Answer
See explanation
Work Step by Step
We will use the following formulas frequently:
\begin{align}
\textbf{Formula (1):}\quad L(x)&=f(x_0)+f'(x_0)(x-x_0),\\
\textbf{Formula (2):}\quad L(x)&=f(x_0)+f'(x_0)\Delta x,\quad\Delta x:=x-x_0.
\end{align}
1. Approximations for $f(x)=x^3$ at $x_0=1$
{(a)} Let $f(x)=x^3$. Then
\[f'(x)=3x^2,\qquad f'(1)=3,\qquad f(1)=1.\]

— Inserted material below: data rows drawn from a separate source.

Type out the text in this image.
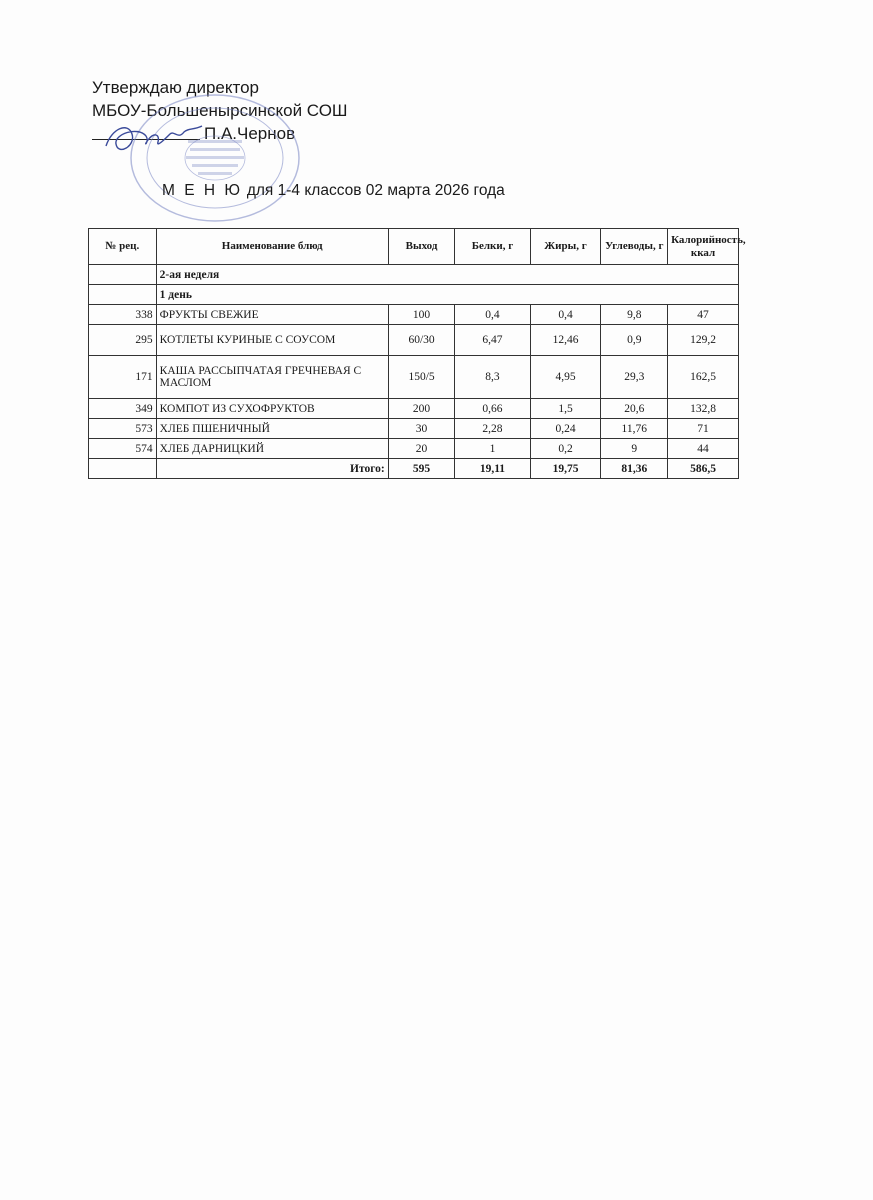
Утверждаю директор
МБОУ-Большеныpсинской СОШ
П.А.Чернов
М Е Н Ю для 1-4 классов 02 марта 2026 года
№ рец.	Наименование блюд	Выход	Белки, г	Жиры, г	Углеводы, г	Калорийность, ккал
	2-ая неделя					
	1 день					
338	ФРУКТЫ СВЕЖИЕ	100	0,4	0,4	9,8	47
295	КОТЛЕТЫ КУРИНЫЕ С СОУСОМ	60/30	6,47	12,46	0,9	129,2
171	КАША РАССЫПЧАТАЯ ГРЕЧНЕВАЯ С МАСЛОМ	150/5	8,3	4,95	29,3	162,5
349	КОМПОТ ИЗ СУХОФРУКТОВ	200	0,66	1,5	20,6	132,8
573	ХЛЕБ ПШЕНИЧНЫЙ	30	2,28	0,24	11,76	71
574	ХЛЕБ ДАРНИЦКИЙ	20	1	0,2	9	44
	Итого:	595	19,11	19,75	81,36	586,5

Using Formula (1) the local linear approximation at $x_0=1$ is
\[L(x)=f(1)+f'(1)(x-1)=1+3(x-1).
\]
(b)} Writing $\Delta x=x-1$ (Formula (2) gives
\[L(x)=1+3\Delta x.
\]
{(c)} To approximate $(1.02)^3$ set $x=1.02$, so $\Delta x=0.02$.
\[L(1.02)=1+3(0.02)=1.06.
\]
For comparison, the exact value is
\[(1.02)^3=1.061208.\]
Thus, the linear approximation gives $1.06$, which differs from the exact value by
\[1.06-1.061208\approx -0.001208.\]
The result from part (b) is the same since it is algebraically identical.